Drenching periods of rain and occasional gusty thunderstorms are expected from Rio Grande City through McAllen and Brownsville through Tuesday.

While it won't rain all the time, the heaviest of the downpours can produce rainfall rates of 1-2 inches per hour, which can lead to urban, arroyo and small stream flooding.

On average, through Tuesday, AccuWeather.com Meteorologists are expecting 2-4 inches of rain across Deep South Texas with locally higher amounts of up to 6 inches near and to the south of the Rio Grande River.
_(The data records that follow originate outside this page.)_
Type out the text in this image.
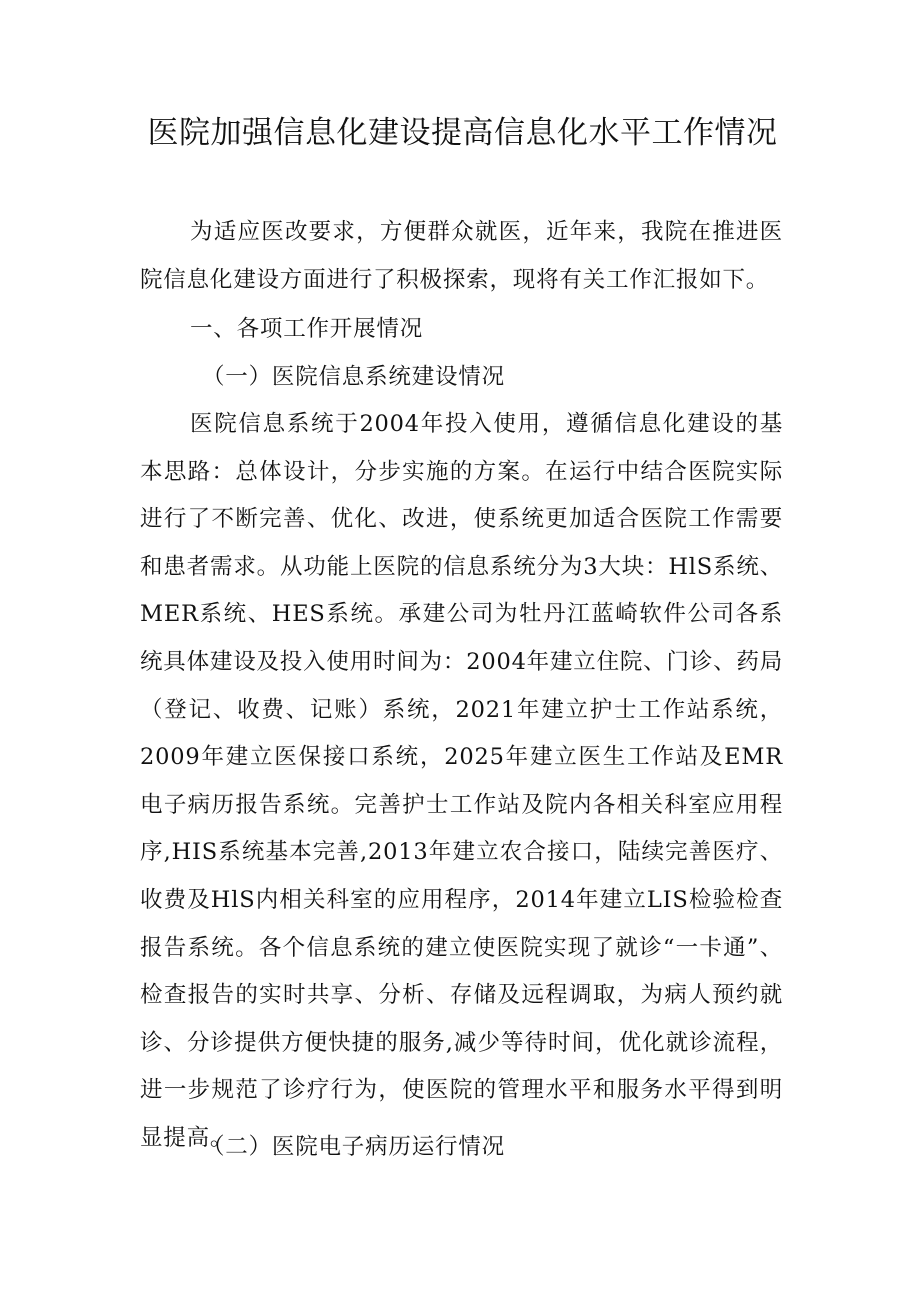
医院加强信息化建设提高信息化水平工作情况

为适应医改要求，方便群众就医，近年来，我院在推进医院信息化建设方面进行了积极探索，现将有关工作汇报如下。

一、各项工作开展情况
（一）医院信息系统建设情况

医院信息系统于2004年投入使用，遵循信息化建设的基本思路：总体设计，分步实施的方案。在运行中结合医院实际进行了不断完善、优化、改进，使系统更加适合医院工作需要和患者需求。从功能上医院的信息系统分为3大块：HlS系统、MER系统、HES系统。承建公司为牡丹江蓝崎软件公司各系统具体建设及投入使用时间为：2004年建立住院、门诊、药局（登记、收费、记账）系统，2021年建立护士工作站系统，2009年建立医保接口系统，2025年建立医生工作站及EMR电子病历报告系统。完善护士工作站及院内各相关科室应用程序,HIS系统基本完善,2013年建立农合接口，陆续完善医疗、收费及HlS内相关科室的应用程序，2014年建立LIS检验检查报告系统。各个信息系统的建立使医院实现了就诊“一卡通”、检查报告的实时共享、分析、存储及远程调取，为病人预约就诊、分诊提供方便快捷的服务,减少等待时间，优化就诊流程，进一步规范了诊疗行为，使医院的管理水平和服务水平得到明显提高。

（二）医院电子病历运行情况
Expert Senior Meteorologist Alex Sosnowski stated that, "Any reasonable rainfall will be welcome by many residential and agricultural interests over the Rio Grande Valley."

WIth downpours expected to be scattered in nature over the next few days, AccuWeather.com meteorologists are not anticipating widespread, major flooding for South Texas. Instead, most of the rain that falls should be beneficial towards the ongoing drought.

However, should too much rain fall in a short period of time, there is always the potential for localized flash flooding.

"Enough rain could even fall to raise water levels on the lower part of the Rio Grande River," Expert Senior Meteorologist Dan Kottlowski said.

Along with the heavy rain threat, significant coastal flooding and beach erosion is likely during times of high tide.

Large swells will begin to impact the South Texas coast beginning Saturday evening. These swells generated by Ingrid combined with very high astronomical tides will lead to beach and dune erosion as well as dangerous rip currents.